Here’s a perfect example of where the press corps’ obsession with “even-handedness” has led us: Reporters stretching to argue that both sides are behaving comparably, when the facts just don’t support that.
No, this isn’t about Swift Boats (although coverage of that story has suffered from the same phenomenon.) Instead, we were pointed by a reader to a Washington Post piece that appeared yesterday, in which Paul Farhi wrote:
Thanks to some nifty Internet technology, the campaigns of President Bush and John F. Kerry are making it easy for their supporters to pass off the campaigns’ talking points as just another concerned citizen’s opinion. Pro-Bush or pro-Kerry letters bearing identical language are flooding letters-to-the-editor columns.
Sounds like a neat catch. First Farhi lays out the Bush campaign’s shenanigans, detailing how letters containing identical phrasing that praised the president’s economic policies recently appeared in about 20 daily newspapers across the country. The letters were generated, Farhi reports, by a “cut-and-paste” form on the Bush campaign website.
So has Kerry’s campaign been putting out similar “propaganda”, as The Post labels it?
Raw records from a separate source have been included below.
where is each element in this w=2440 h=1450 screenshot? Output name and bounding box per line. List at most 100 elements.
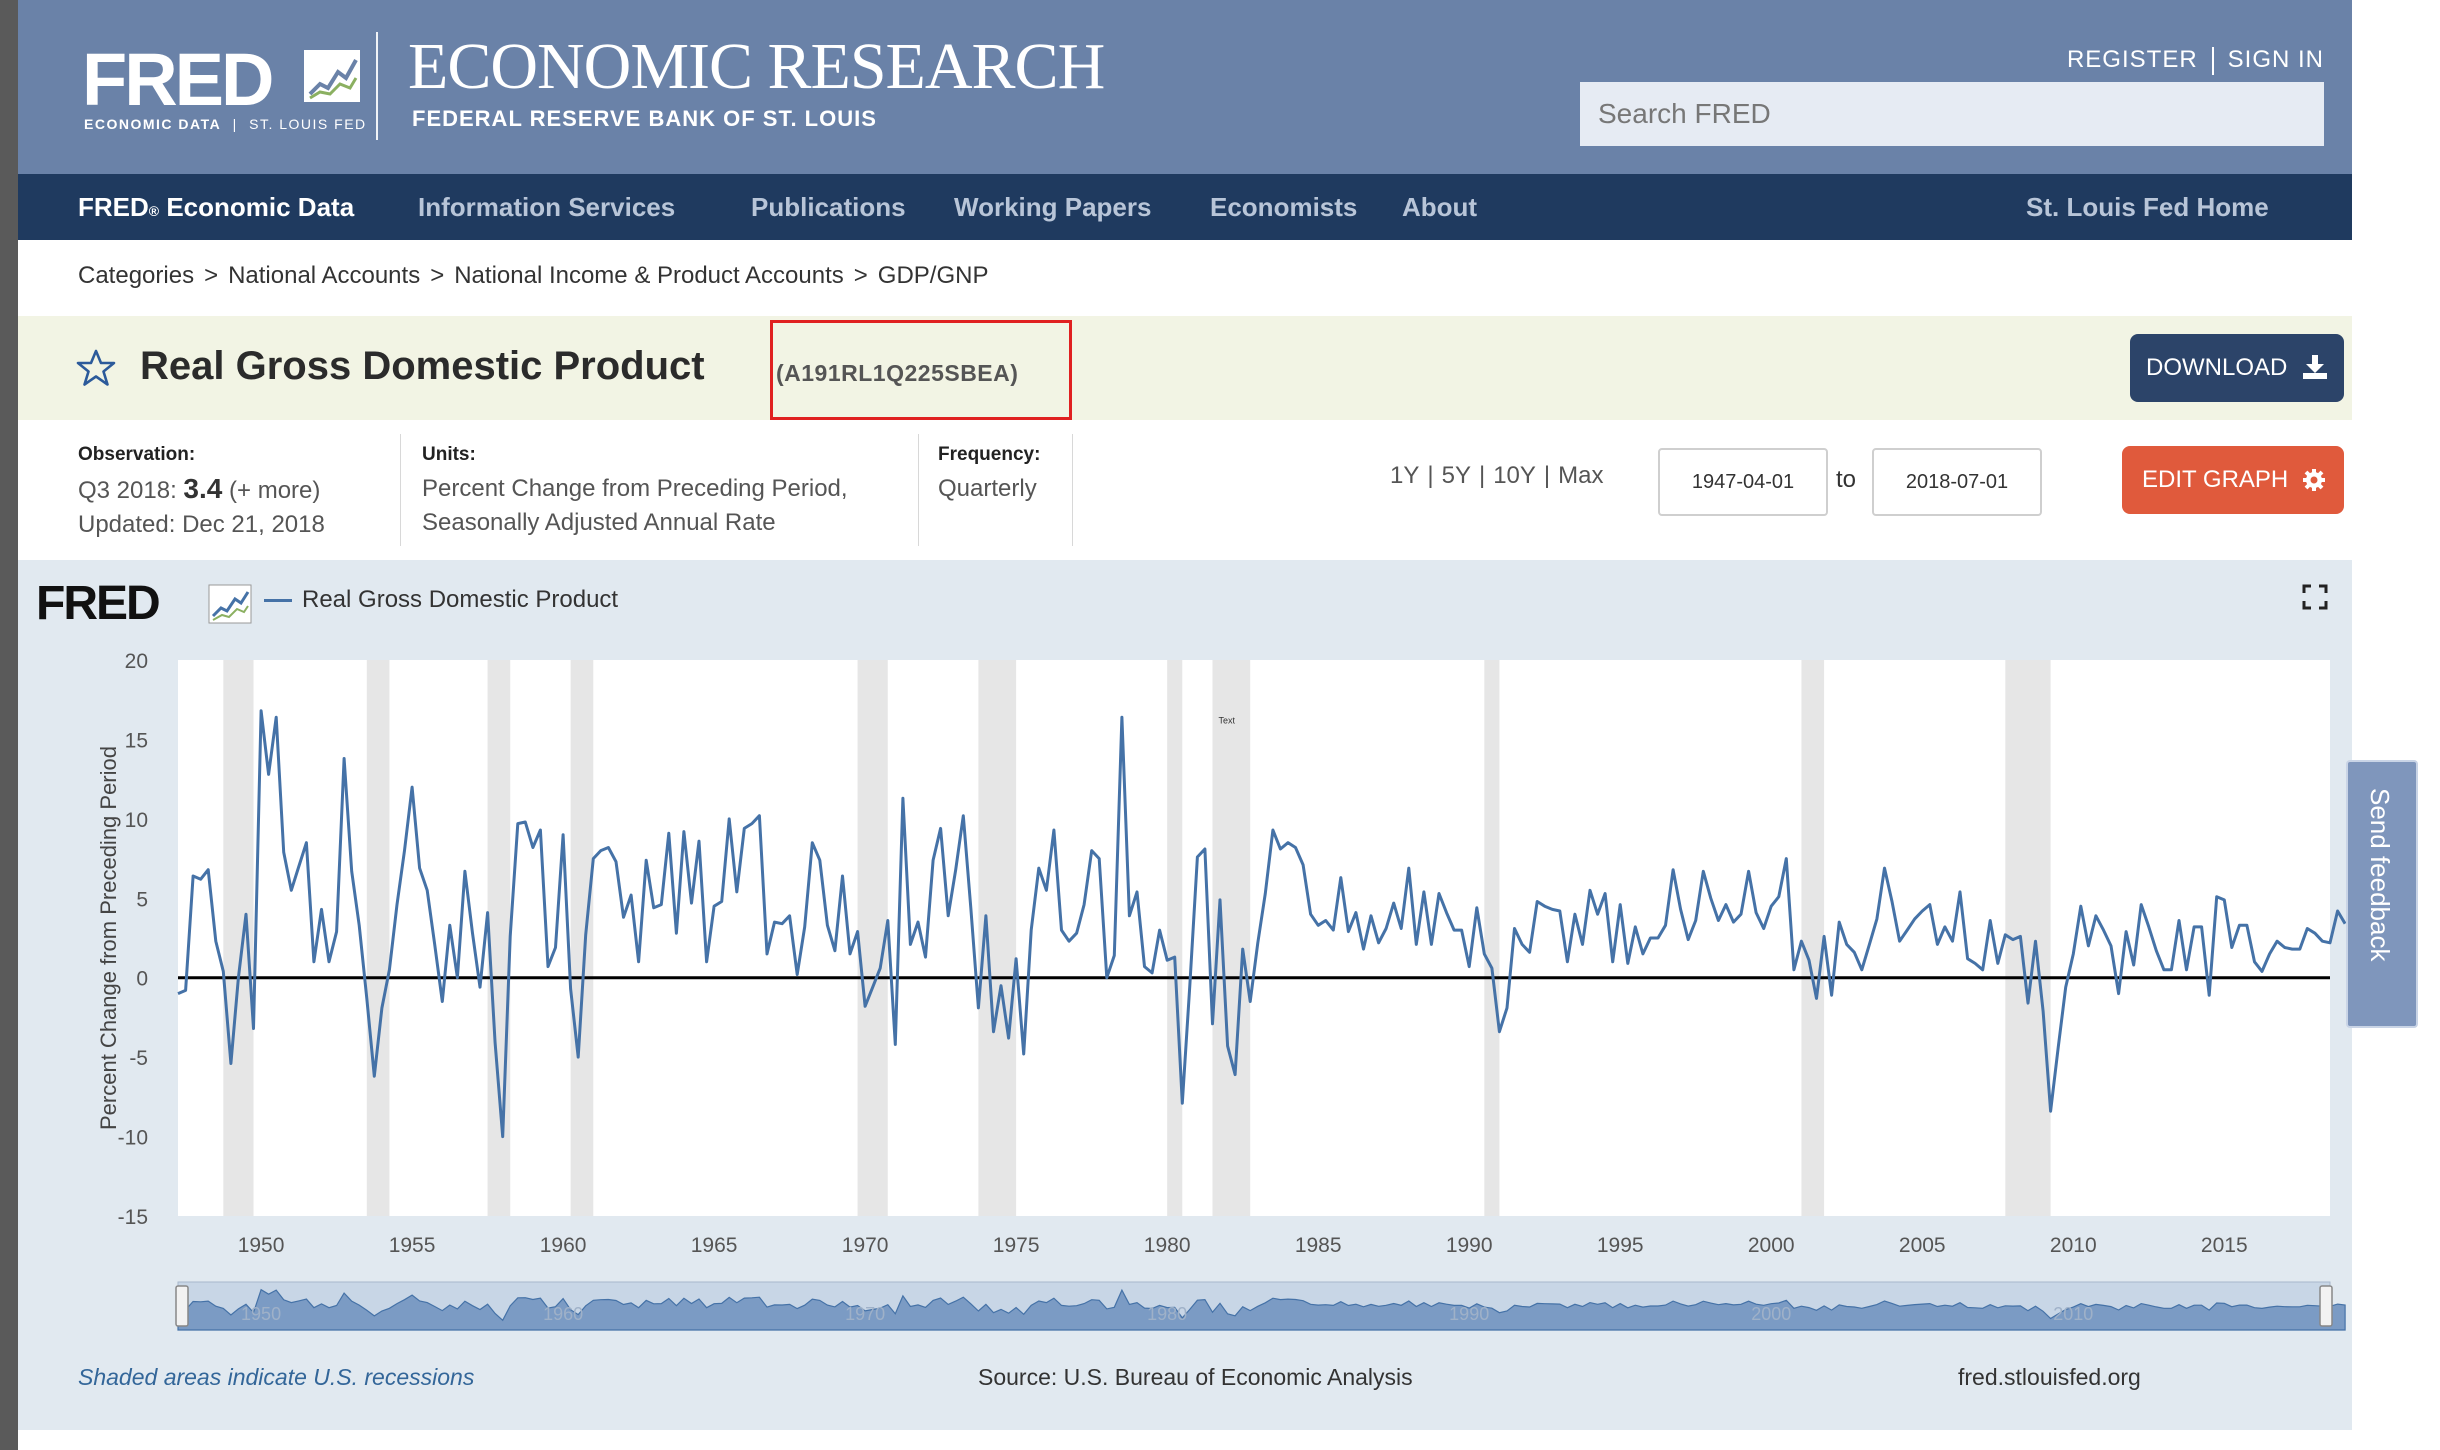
range-links: 1Y | 5Y | 10Y | Max bbox=[1390, 462, 1604, 489]
navigator-handle[interactable] bbox=[2319, 1285, 2333, 1327]
y-tick-label: 15 bbox=[125, 729, 148, 752]
navigator-label: 2010 bbox=[2053, 1304, 2093, 1324]
y-tick-label: -10 bbox=[118, 1127, 148, 1150]
logo-sub-right: ST. LOUIS FED bbox=[249, 116, 367, 132]
observation-label: Observation: bbox=[78, 444, 196, 465]
breadcrumb: Categories > National Accounts > National In… bbox=[78, 262, 988, 290]
register-link[interactable]: REGISTER bbox=[2066, 46, 2198, 73]
units-block: Units: Percent Change from Preceding Per… bbox=[422, 444, 848, 540]
x-tick-label: 2015 bbox=[2201, 1234, 2248, 1257]
navigator-label: 1960 bbox=[543, 1304, 583, 1324]
nav-information-services[interactable]: Information Services bbox=[418, 192, 676, 222]
economic-research-title[interactable]: ECONOMIC RESEARCH bbox=[408, 30, 1105, 103]
star-icon[interactable] bbox=[76, 348, 116, 388]
range-1y[interactable]: 1Y bbox=[1390, 462, 1420, 489]
nav-publications[interactable]: Publications bbox=[751, 192, 906, 222]
send-feedback-tab[interactable]: Send feedback bbox=[2346, 760, 2418, 1028]
x-tick-label: 1955 bbox=[389, 1234, 436, 1257]
breadcrumb-separator: > bbox=[430, 262, 445, 289]
fred-logo[interactable]: FRED ECONOMIC DATA | ST. LOUIS FED bbox=[66, 40, 366, 140]
breadcrumb-nipa[interactable]: National Income & Product Accounts bbox=[454, 262, 844, 289]
x-tick-label: 1990 bbox=[1446, 1234, 1493, 1257]
navigator-label: 1970 bbox=[845, 1304, 885, 1324]
auth-links: REGISTER SIGN IN bbox=[2067, 46, 2324, 75]
recession-band bbox=[366, 660, 390, 1216]
nav-about[interactable]: About bbox=[1402, 192, 1478, 222]
chart-logo-icon bbox=[304, 50, 360, 102]
logo-sub-left: ECONOMIC DATA bbox=[84, 116, 222, 132]
edit-graph-label: EDIT GRAPH bbox=[2142, 466, 2289, 493]
chart-legend[interactable]: Real Gross Domestic Product bbox=[264, 586, 618, 614]
right-gutter bbox=[2352, 0, 2440, 1450]
edit-graph-button[interactable]: EDIT GRAPH bbox=[2122, 446, 2344, 514]
observation-block: Observation: Q3 2018: 3.4 (+ more) Updat… bbox=[78, 444, 325, 542]
y-tick-label: 0 bbox=[136, 968, 148, 991]
nav-working-papers[interactable]: Working Papers bbox=[954, 192, 1152, 222]
navigator-label: 1980 bbox=[1147, 1304, 1187, 1324]
chart-source: Source: U.S. Bureau of Economic Analysis bbox=[978, 1364, 1413, 1390]
recession-band bbox=[1167, 660, 1183, 1216]
observation-period: Q3 2018: bbox=[78, 477, 177, 504]
series-title: Real Gross Domestic Product bbox=[140, 344, 705, 388]
y-tick-label: 10 bbox=[125, 809, 148, 832]
y-axis-label: Percent Change from Preceding Period bbox=[96, 746, 121, 1130]
units-label: Units: bbox=[422, 444, 476, 465]
y-tick-label: 5 bbox=[136, 888, 148, 911]
meta-divider bbox=[400, 434, 401, 546]
download-icon bbox=[2303, 355, 2327, 379]
y-tick-label: -5 bbox=[129, 1047, 148, 1070]
range-max[interactable]: Max bbox=[1558, 462, 1604, 489]
nav-fred-economic-data[interactable]: FRED® Economic Data bbox=[78, 192, 354, 223]
legend-swatch bbox=[264, 599, 292, 603]
plot-area bbox=[178, 660, 2330, 1216]
range-10y[interactable]: 10Y bbox=[1493, 462, 1536, 489]
y-tick-label: -15 bbox=[118, 1206, 148, 1229]
range-5y[interactable]: 5Y bbox=[1441, 462, 1471, 489]
x-tick-label: 2010 bbox=[2050, 1234, 2097, 1257]
navigator-handle[interactable] bbox=[175, 1285, 189, 1327]
page: FRED ECONOMIC DATA | ST. LOUIS FED ECONO… bbox=[18, 0, 2352, 1450]
x-tick-label: 1985 bbox=[1295, 1234, 1342, 1257]
breadcrumb-categories[interactable]: Categories bbox=[78, 262, 195, 289]
nav-reg-mark: ® bbox=[148, 203, 160, 219]
x-tick-label: 1980 bbox=[1144, 1234, 1191, 1257]
breadcrumb-separator: > bbox=[853, 262, 868, 289]
auth-separator bbox=[2211, 46, 2214, 75]
header-divider bbox=[376, 32, 378, 140]
fred-site-link[interactable]: fred.stlouisfed.org bbox=[1958, 1364, 2141, 1390]
navigator-series-area bbox=[177, 1288, 2346, 1331]
series-id: (A191RL1Q225SBEA) bbox=[776, 360, 1019, 386]
recession-band bbox=[487, 660, 511, 1216]
meta-divider bbox=[1072, 434, 1073, 546]
logo-word: FRED bbox=[82, 38, 274, 121]
observation-value-line: Q3 2018: 3.4 (+ more) bbox=[78, 472, 325, 508]
sign-in-link[interactable]: SIGN IN bbox=[2227, 46, 2324, 73]
meta-divider bbox=[918, 434, 919, 546]
download-button[interactable]: DOWNLOAD bbox=[2130, 334, 2344, 402]
breadcrumb-national-accounts[interactable]: National Accounts bbox=[228, 262, 421, 289]
search-input[interactable] bbox=[1580, 82, 2324, 146]
breadcrumb-gdp-gnp[interactable]: GDP/GNP bbox=[877, 262, 989, 289]
start-date-input[interactable] bbox=[1658, 448, 1828, 516]
fullscreen-icon[interactable] bbox=[2302, 584, 2328, 610]
frequency-block: Frequency: Quarterly bbox=[938, 444, 1040, 506]
observation-more-link[interactable]: (+ more) bbox=[229, 477, 321, 504]
site-header: FRED ECONOMIC DATA | ST. LOUIS FED ECONO… bbox=[18, 0, 2352, 174]
chart-annotation: Text bbox=[1218, 716, 1235, 726]
x-tick-label: 2000 bbox=[1748, 1234, 1795, 1257]
gear-icon bbox=[2303, 469, 2325, 491]
download-label: DOWNLOAD bbox=[2146, 354, 2288, 381]
series-id-highlight bbox=[770, 320, 1072, 420]
nav-st-louis-fed-home[interactable]: St. Louis Fed Home bbox=[2026, 192, 2269, 222]
recession-band bbox=[1801, 660, 1825, 1216]
series-meta: Observation: Q3 2018: 3.4 (+ more) Updat… bbox=[18, 420, 2352, 560]
federal-reserve-subtitle: FEDERAL RESERVE BANK OF ST. LOUIS bbox=[412, 106, 877, 131]
units-line-2: Seasonally Adjusted Annual Rate bbox=[422, 509, 776, 536]
observation-value: 3.4 bbox=[183, 473, 223, 504]
x-tick-label: 1950 bbox=[238, 1234, 285, 1257]
logo-subtitle: ECONOMIC DATA | ST. LOUIS FED bbox=[84, 116, 367, 132]
end-date-input[interactable] bbox=[1872, 448, 2042, 516]
frequency-label: Frequency: bbox=[938, 444, 1041, 465]
nav-economists[interactable]: Economists bbox=[1210, 192, 1358, 222]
Not quite. The Kerry website urges volunteers to write letters-to-the-editor, and offers tips and “talking points,” but nowhere does it provide actual letters for volunteers to cut-and-paste. Or, if it does, Farhi offers no examples of “pro-Kerry letters bearing identical language flooding letters-to-the-editor columns,” as promised.
Instead, he gives us the following example: A Kerry supporter wrote a letter that starts off, “In his inaugural address, President Bush called on Americans … to improve their communities and touch the lives of their neighbors,” — a phrase taken from the Bush campaign’s site. The letter then reverses course, asking, “But what has he actually done? … His unprecedented commitment to violating international law and human rights is without precedent.”
It’s absurd to equate this letter — which expresses its own point of view by deliberately attaching a new and opposite significance to the Bush campaign’s words — with the cut-and-paste tactics used by the Bush campaign.
Whether the issue is trifling, as in this case, or genuinely important, too many reporters continue to live in fear of appearing to take sides — of writing “He does; she doesn’t,” even when that is the case.